Capixaba incentiva mulheres no mercado literário ao comandar selo editorial

Em bate-papo com "HZ", Dani Costa Russo fala sobre o projeto que lança apenas obras publicadas por mulheres e das dificuldades que autoras enfrentam no mercado

Vitória / Rede Gazeta
Publicado em 08/03/2023 às 17h52
Dani Costa Russo é editora do selo Auroras, que lança apenas obras escritas por mulheres

Dani Costa Russo é editora do selo Auroras, que lança apenas obras escritas por mulheres. Crédito: Instagram@danicostarusso

Elas são a maioria entre os leitores, mas, nem sempre, estão na primeira posição quanto o assunto é ver seu nome estampado na capa de um livro.

Segundo a quarta edição da Pesquisa Retratos da Leitura no Brasil, realizada pelo extinto Ibope, em 2015, mulheres representam a maior fatia de quem lê no Brasil. A pesquisa consultou cerca de cinco mil pessoas - entre 5 e mais de 70 anos - e constatou que 52% delas eram mulheres, contra 48% homens. A contrapartida, porém, não é animadora. Nas grandes editoras, dados mostram a predominância de escritores (70,6%), de personagens homens (58,2%), brancos (77,9%) e heterossexuais (85,7%).

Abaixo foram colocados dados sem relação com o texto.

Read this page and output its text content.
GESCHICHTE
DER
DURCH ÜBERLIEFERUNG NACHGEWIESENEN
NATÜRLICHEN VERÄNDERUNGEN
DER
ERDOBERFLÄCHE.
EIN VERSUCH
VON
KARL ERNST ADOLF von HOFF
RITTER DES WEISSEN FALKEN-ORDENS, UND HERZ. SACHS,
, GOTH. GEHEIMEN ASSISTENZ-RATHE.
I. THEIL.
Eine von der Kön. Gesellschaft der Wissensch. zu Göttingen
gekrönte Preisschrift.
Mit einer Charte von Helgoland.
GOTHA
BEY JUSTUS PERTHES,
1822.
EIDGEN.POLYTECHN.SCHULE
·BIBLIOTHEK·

Claro que a realidade está mudando. De 2005 a 2014, conforme a mesma pesquisa, o número de autoras aumentou em 3,5% (e deve ter crescido muito mais atualmente), influenciado especialmente por escritoras e editoras independentes, mulheres que lutam para ter vez e voz no mercado editoral e, por que não, no mercado de trabalho. Essa nova realidade precisa ser ecoada aos quatro cantos, especialmente em datas como o Dia Internacional da Mulher.

Quer um exemplo? A jornalista capixaba Dani Costa Russo atua como escritora, idealizadora, curadora e editora do selo Auroras, da Penalux, um espaço voltado à publicação de obras escritas apenas por mulheres.

Em menos de três anos, ela garante a "HZ" que leu centenas de originais e formou, até agora, um catálogo com 35 autoras. Todas foram editadas por Russo, em um processo que envolve mentoria de escrita e de trabalho no mercado editorial. Dani relata que essa batalha pela visibilidade feminina nas letras ainda é árdua.

"Considerando o comportamento do mercado, estamos longe de ocupar o nosso espaço de direito, pois somos bem menos do que o necessário para diminuir a desigualdade de gênero nas publicações", defende, dizendo que a presença da mulher no meio editorial flui com a nítida "permissão" dos homens.

"Permissão implícita, que, se não garantida, nos faz parecer invasoras. Ainda incomodamos, fazemos checagem se há mulheres em eventos e se há ganhadoras de prêmios. Realizamos discussões nas feiras em mesas que discutem nicho e que falam da literatura feita por mulheres... Se fala muito de literatura feminina como algo menor. Ainda se reclama da autoficção das mulheres, insinuando preguiça ou falta de capacidade para histórias inovadoras de ficção. Temos a vida familiar e doméstica minando as possibilidades de carreira. Esperam que estejamos no nosso lugar, que não é o mesmo do deles", enfatiza a capixaba.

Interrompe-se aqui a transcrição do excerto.